Maquettes for 16 executed projects will appear in the show, including the fantastical shack-like installation The Man Who Flew into Space from His Apartment (1985) and The Ship of Tolerance, an ongoing work for which sailboats are built in different cities with the aid of local schoolchildren. Six more models will represent projects that have not yet been built.

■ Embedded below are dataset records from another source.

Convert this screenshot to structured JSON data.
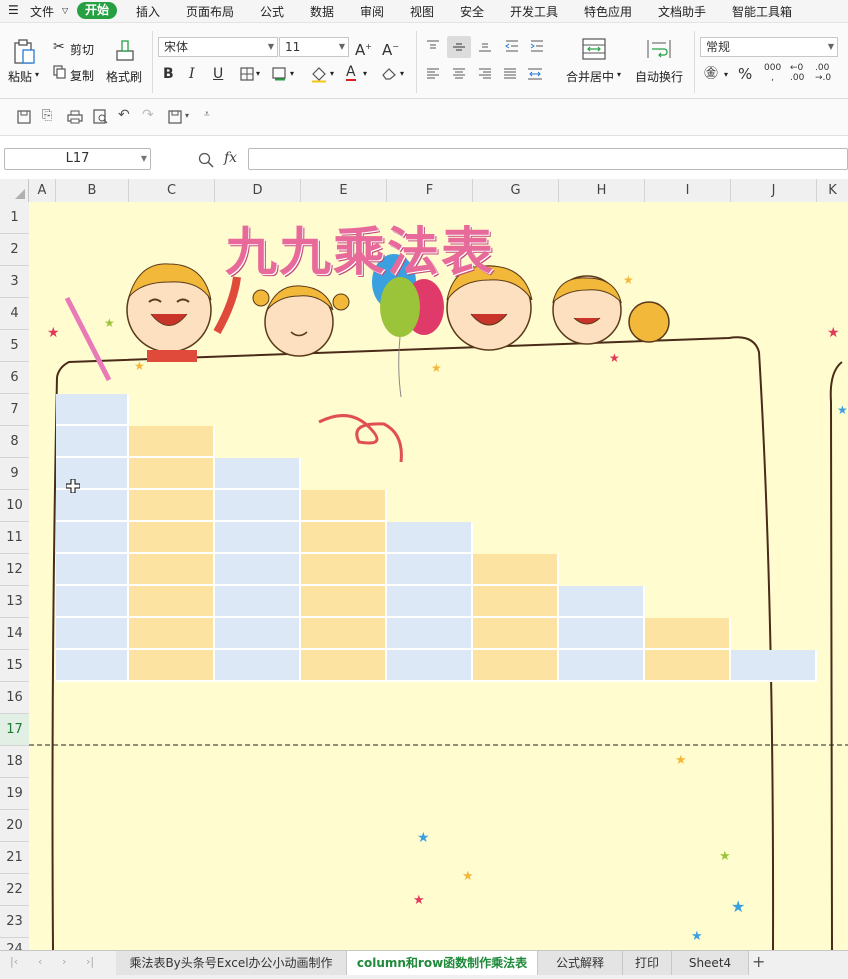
{
  "menubar": {
    "hamburger": "☰",
    "file": "文件",
    "items": [
      "开始",
      "插入",
      "页面布局",
      "公式",
      "数据",
      "审阅",
      "视图",
      "安全",
      "开发工具",
      "特色应用",
      "文档助手",
      "智能工具箱"
    ]
  },
  "ribbon": {
    "paste": "粘贴",
    "cut": "剪切",
    "copy": "复制",
    "format_painter": "格式刷",
    "font_name": "宋体",
    "font_size": "11",
    "merge_center": "合并居中",
    "wrap_text": "自动换行",
    "number_format": "常规",
    "percent": "%",
    "thousands": "000"
  },
  "formulabar": {
    "cell_ref": "L17",
    "fx": "fx",
    "formula": ""
  },
  "columns": [
    "A",
    "B",
    "C",
    "D",
    "E",
    "F",
    "G",
    "H",
    "I",
    "J",
    "K"
  ],
  "rows": [
    "1",
    "2",
    "3",
    "4",
    "5",
    "6",
    "7",
    "8",
    "9",
    "10",
    "11",
    "12",
    "13",
    "14",
    "15",
    "16",
    "17",
    "18",
    "19",
    "20",
    "21",
    "22",
    "23",
    "24"
  ],
  "selected_row": "17",
  "sheet": {
    "banner_title": "九九乘法表",
    "colors": {
      "blue_cell": "#dce8f5",
      "orange_cell": "#fde3a1",
      "background": "#fffdd0"
    }
  },
  "tabs": [
    "乘法表By头条号Excel办公小动画制作",
    "column和row函数制作乘法表",
    "公式解释",
    "打印",
    "Sheet4"
  ],
  "active_tab": "column和row函数制作乘法表",
  "add_tab": "+"
}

llya and Emilia Kabakov in their studio.YURI ROST

llya and Emilia Kabakov in their studio.


“It’s going back to childhood when you like to play with little things, maybe because we feel bigger and little things are under our power,” Kabakov said. “We can move them, destroy them, do whatever we want.”

“The maquettes are ways to get insights into their practice,” Melissa Chiu, the Hirshorn’s director, said. “I almost see them like drawings, and seeing them en masse is really something else. While we may be familiar with their installations and public sculptures, this shows an intentionality toward grand gestures. Some of the pieces are very philosophical, some are tangible, some are performances—what they show is [the artists’] process and great range of ideas.”

Emilia Kabakov, who has worked closely with her husband Ilya for nearly 30 years, described a commonality of purpose between their models and their larger works. She was on the phone from Rome, where she is prepping a version of The Ship of Tolerance to be unveiled at the Vatican on May 25. The Pope was supposed to be there that day, but impending European travel by U.S. president Donald Trump has made for uncertainty. “Some people have a tendency to disrupt things,” Kabakov said, with a resigned laugh.

In any case, the spirit behind The Ship of Tolerance is the same that informs other work by the Kabakovs, with its mixture of hardened optimism and melancholic nostalgia seeded by growing up in the Soviet Union.

“The main message is that we can communicate and we shouldn’t be afraid of each other,” Kabakov said. “We live in a very difficult time when continents are shifting, so we have to learn how to live together. If we don’t start right now, we’re going to be lost. Art and music are the best way of communicating—because you don’t have to talk.”